如果您还没有下载本书附带的样例程序, 可以 下载本程序和其他样例程序


from sgmllib import SGMLParser
import htmlentitydefs

class BaseHTMLProcessor(SGMLParser):
    def reset(self):                       
        # extend (called by SGMLParser.__init__)
        self.pieces = []
        SGMLParser.reset(self)

    def unknown_starttag(self, tag, attrs):
        # called for each start tag
        # attrs is a list of (attr, value) tuples
        # e.g. for <pre class="screen">, tag="pre", attrs=[("class", "screen")]
        # Ideally we would like to reconstruct original tag and attributes, but
        # we may end up quoting attribute values that weren't quoted in the source
        # document, or we may change the type of quotes around the attribute value
        # (single to double quotes).
        # Note that improperly embedded non-HTML code (like client-side Javascript)
        # may be parsed incorrectly by the ancestor, causing runtime script errors.
        # All non-HTML code must be enclosed in HTML comment tags (<!-- code -->)
        # to ensure that it will pass through this parser unaltered (in handle_comment).
        strattrs = "".join([' %s="%s"' % (key, value) for key, value in attrs])
        self.pieces.append("<%(tag)s%(strattrs)s>" % locals())

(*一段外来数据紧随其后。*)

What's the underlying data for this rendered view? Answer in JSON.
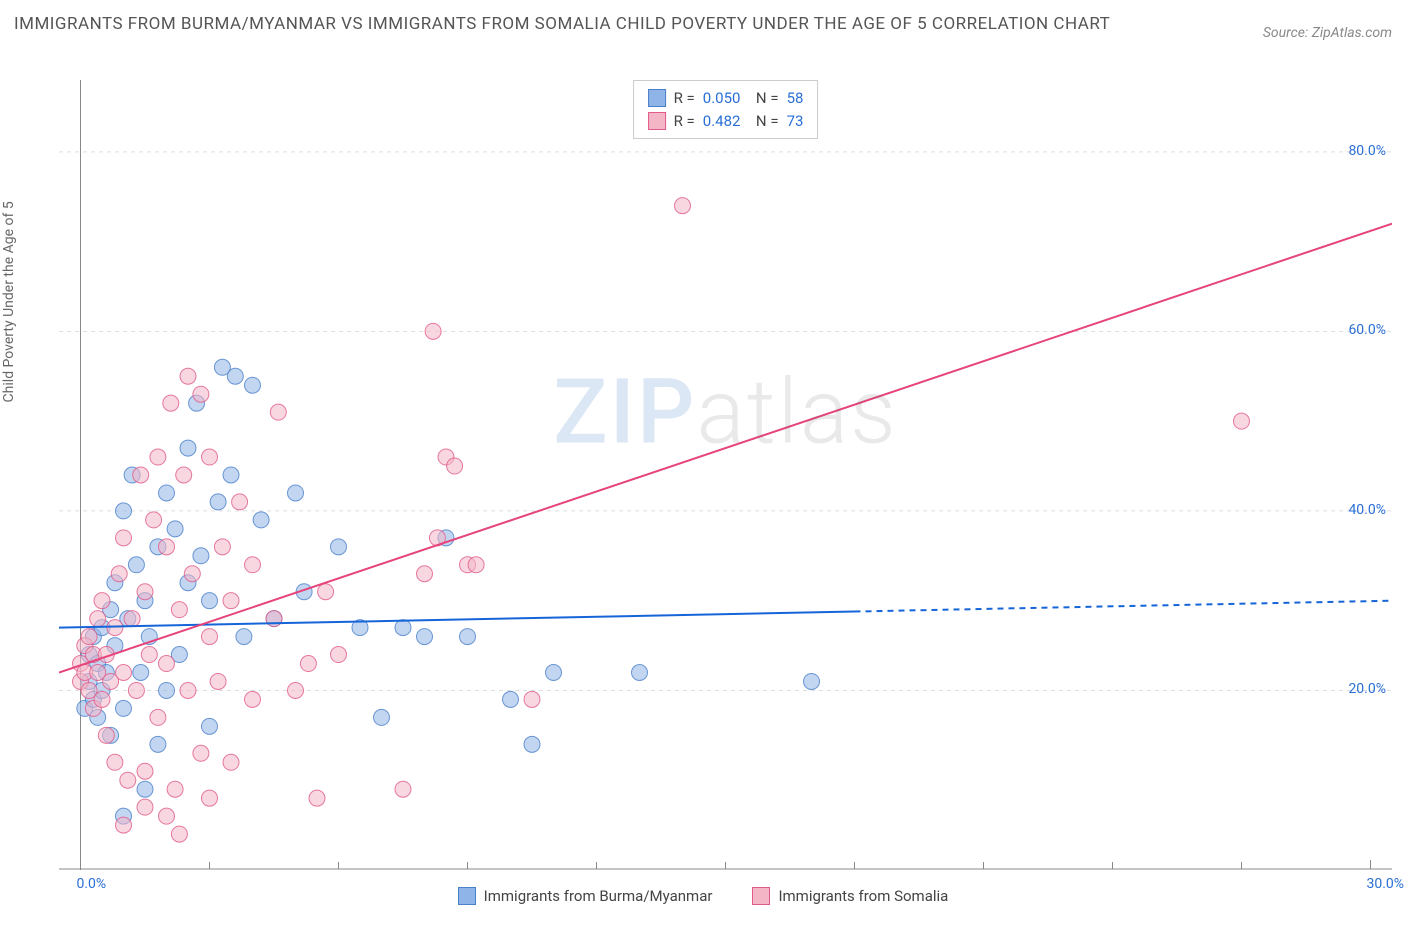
{
  "header": {
    "title": "IMMIGRANTS FROM BURMA/MYANMAR VS IMMIGRANTS FROM SOMALIA CHILD POVERTY UNDER THE AGE OF 5 CORRELATION CHART",
    "source": "Source: ZipAtlas.com"
  },
  "watermark": {
    "part1": "ZIP",
    "part2": "atlas"
  },
  "chart": {
    "type": "scatter",
    "y_axis_label": "Child Poverty Under the Age of 5",
    "background_color": "#ffffff",
    "grid_color": "#dddddd",
    "axis_line_color": "#888888",
    "x_range": [
      -0.5,
      30.5
    ],
    "y_range": [
      0,
      88
    ],
    "x_ticks": [
      0.0,
      30.0
    ],
    "x_tick_labels": [
      "0.0%",
      "30.0%"
    ],
    "x_minor_ticks": [
      3,
      6,
      9,
      12,
      15,
      18,
      21,
      24,
      27
    ],
    "y_ticks": [
      20.0,
      40.0,
      60.0,
      80.0
    ],
    "y_tick_labels": [
      "20.0%",
      "40.0%",
      "60.0%",
      "80.0%"
    ],
    "marker_radius": 8,
    "marker_opacity": 0.55,
    "series": [
      {
        "name": "Immigrants from Burma/Myanmar",
        "color_fill": "#8fb5e8",
        "color_stroke": "#4a7fc9",
        "R": "0.050",
        "N": "58",
        "trend": {
          "x1": -0.5,
          "y1": 27.0,
          "x2": 30.5,
          "y2": 30.0,
          "solid_until_x": 18.0,
          "color": "#1565d8",
          "width": 2
        },
        "points": [
          [
            0.1,
            18
          ],
          [
            0.2,
            21
          ],
          [
            0.2,
            24
          ],
          [
            0.3,
            19
          ],
          [
            0.3,
            26
          ],
          [
            0.4,
            23
          ],
          [
            0.4,
            17
          ],
          [
            0.5,
            27
          ],
          [
            0.5,
            20
          ],
          [
            0.6,
            22
          ],
          [
            0.7,
            29
          ],
          [
            0.7,
            15
          ],
          [
            0.8,
            25
          ],
          [
            0.8,
            32
          ],
          [
            1.0,
            40
          ],
          [
            1.0,
            18
          ],
          [
            1.1,
            28
          ],
          [
            1.2,
            44
          ],
          [
            1.3,
            34
          ],
          [
            1.4,
            22
          ],
          [
            1.5,
            9
          ],
          [
            1.5,
            30
          ],
          [
            1.6,
            26
          ],
          [
            1.8,
            36
          ],
          [
            1.8,
            14
          ],
          [
            2.0,
            42
          ],
          [
            2.0,
            20
          ],
          [
            2.2,
            38
          ],
          [
            2.3,
            24
          ],
          [
            2.5,
            47
          ],
          [
            2.5,
            32
          ],
          [
            2.7,
            52
          ],
          [
            2.8,
            35
          ],
          [
            3.0,
            30
          ],
          [
            3.0,
            16
          ],
          [
            3.2,
            41
          ],
          [
            3.3,
            56
          ],
          [
            3.5,
            44
          ],
          [
            3.6,
            55
          ],
          [
            3.8,
            26
          ],
          [
            4.0,
            54
          ],
          [
            4.2,
            39
          ],
          [
            4.5,
            28
          ],
          [
            5.0,
            42
          ],
          [
            5.2,
            31
          ],
          [
            6.0,
            36
          ],
          [
            6.5,
            27
          ],
          [
            7.0,
            17
          ],
          [
            7.5,
            27
          ],
          [
            8.0,
            26
          ],
          [
            8.5,
            37
          ],
          [
            10.0,
            19
          ],
          [
            10.5,
            14
          ],
          [
            11.0,
            22
          ],
          [
            13.0,
            22
          ],
          [
            17.0,
            21
          ],
          [
            9.0,
            26
          ],
          [
            1.0,
            6
          ]
        ]
      },
      {
        "name": "Immigrants from Somalia",
        "color_fill": "#f4b6c7",
        "color_stroke": "#e05a8a",
        "R": "0.482",
        "N": "73",
        "trend": {
          "x1": -0.5,
          "y1": 22.0,
          "x2": 30.5,
          "y2": 72.0,
          "solid_until_x": 30.5,
          "color": "#e6447b",
          "width": 2
        },
        "points": [
          [
            0.0,
            21
          ],
          [
            0.0,
            23
          ],
          [
            0.1,
            22
          ],
          [
            0.1,
            25
          ],
          [
            0.2,
            20
          ],
          [
            0.2,
            26
          ],
          [
            0.3,
            18
          ],
          [
            0.3,
            24
          ],
          [
            0.4,
            22
          ],
          [
            0.4,
            28
          ],
          [
            0.5,
            19
          ],
          [
            0.5,
            30
          ],
          [
            0.6,
            15
          ],
          [
            0.6,
            24
          ],
          [
            0.7,
            21
          ],
          [
            0.8,
            12
          ],
          [
            0.8,
            27
          ],
          [
            0.9,
            33
          ],
          [
            1.0,
            22
          ],
          [
            1.0,
            37
          ],
          [
            1.1,
            10
          ],
          [
            1.2,
            28
          ],
          [
            1.3,
            20
          ],
          [
            1.4,
            44
          ],
          [
            1.5,
            11
          ],
          [
            1.5,
            31
          ],
          [
            1.6,
            24
          ],
          [
            1.7,
            39
          ],
          [
            1.8,
            17
          ],
          [
            1.8,
            46
          ],
          [
            2.0,
            23
          ],
          [
            2.0,
            36
          ],
          [
            2.1,
            52
          ],
          [
            2.2,
            9
          ],
          [
            2.3,
            29
          ],
          [
            2.4,
            44
          ],
          [
            2.5,
            20
          ],
          [
            2.5,
            55
          ],
          [
            2.6,
            33
          ],
          [
            2.8,
            13
          ],
          [
            2.8,
            53
          ],
          [
            3.0,
            26
          ],
          [
            3.0,
            46
          ],
          [
            3.2,
            21
          ],
          [
            3.3,
            36
          ],
          [
            3.5,
            12
          ],
          [
            3.5,
            30
          ],
          [
            3.7,
            41
          ],
          [
            4.0,
            19
          ],
          [
            4.0,
            34
          ],
          [
            4.5,
            28
          ],
          [
            4.6,
            51
          ],
          [
            5.0,
            20
          ],
          [
            5.3,
            23
          ],
          [
            5.5,
            8
          ],
          [
            5.7,
            31
          ],
          [
            6.0,
            24
          ],
          [
            7.5,
            9
          ],
          [
            8.0,
            33
          ],
          [
            8.2,
            60
          ],
          [
            8.3,
            37
          ],
          [
            8.5,
            46
          ],
          [
            8.7,
            45
          ],
          [
            9.0,
            34
          ],
          [
            9.2,
            34
          ],
          [
            10.5,
            19
          ],
          [
            14.0,
            74
          ],
          [
            27.0,
            50
          ],
          [
            1.0,
            5
          ],
          [
            2.0,
            6
          ],
          [
            2.3,
            4
          ],
          [
            3.0,
            8
          ],
          [
            1.5,
            7
          ]
        ]
      }
    ],
    "bottom_legend": [
      {
        "label": "Immigrants from Burma/Myanmar",
        "fill": "#8fb5e8",
        "stroke": "#4a7fc9"
      },
      {
        "label": "Immigrants from Somalia",
        "fill": "#f4b6c7",
        "stroke": "#e05a8a"
      }
    ]
  }
}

    def unknown_endtag(self, tag):         
        # called for each end tag, e.g. for </pre>, tag will be "pre"
        # Reconstruct the original end tag.
        self.pieces.append("</%(tag)s>" % locals())

    def handle_charref(self, ref):         
        # called for each character reference, e.g. for "&#160;", ref will be "160"
        # Reconstruct the original character reference.
        self.pieces.append("&#%(ref)s;" % locals())

    def handle_entityref(self, ref):       
        # called for each entity reference, e.g. for "&copy;", ref will be "copy"
        # Reconstruct the original entity reference.
        self.pieces.append("&%(ref)s" % locals())
        # standard HTML entities are closed with a semicolon; other entities are not
        if htmlentitydefs.entitydefs.has_key(ref):
            self.pieces.append(";")

    def handle_data(self, text):           
        # called for each block of plain text, i.e. outside of any tag and
        # not containing any character or entity references
        # Store the original text verbatim.
        self.pieces.append(text)

    def handle_comment(self, text):        
        # called for each HTML comment, e.g. <!-- insert Javascript code here -->
        # Reconstruct the original comment.
        # It is especially important that the source document enclose client-side
        # code (like Javascript) within comments so it can pass through this
        # processor undisturbed; see comments in unknown_starttag for details.
        self.pieces.append("<!--%(text)s-->" % locals())

    def handle_pi(self, text):             
        # called for each processing instruction, e.g. <?instruction>
        # Reconstruct original processing instruction.
        self.pieces.append("<?%(text)s>" % locals())

    def handle_decl(self, text):
        # called for the DOCTYPE, if present, e.g.
        # <!DOCTYPE html PUBLIC "-//W3C//DTD HTML 4.01 Transitional//EN"
        #     "http://www.bhlaab.com/662/TR/html4/loose.dtd">
        # Reconstruct original DOCTYPE
        self.pieces.append("<!%(text)s>" % locals())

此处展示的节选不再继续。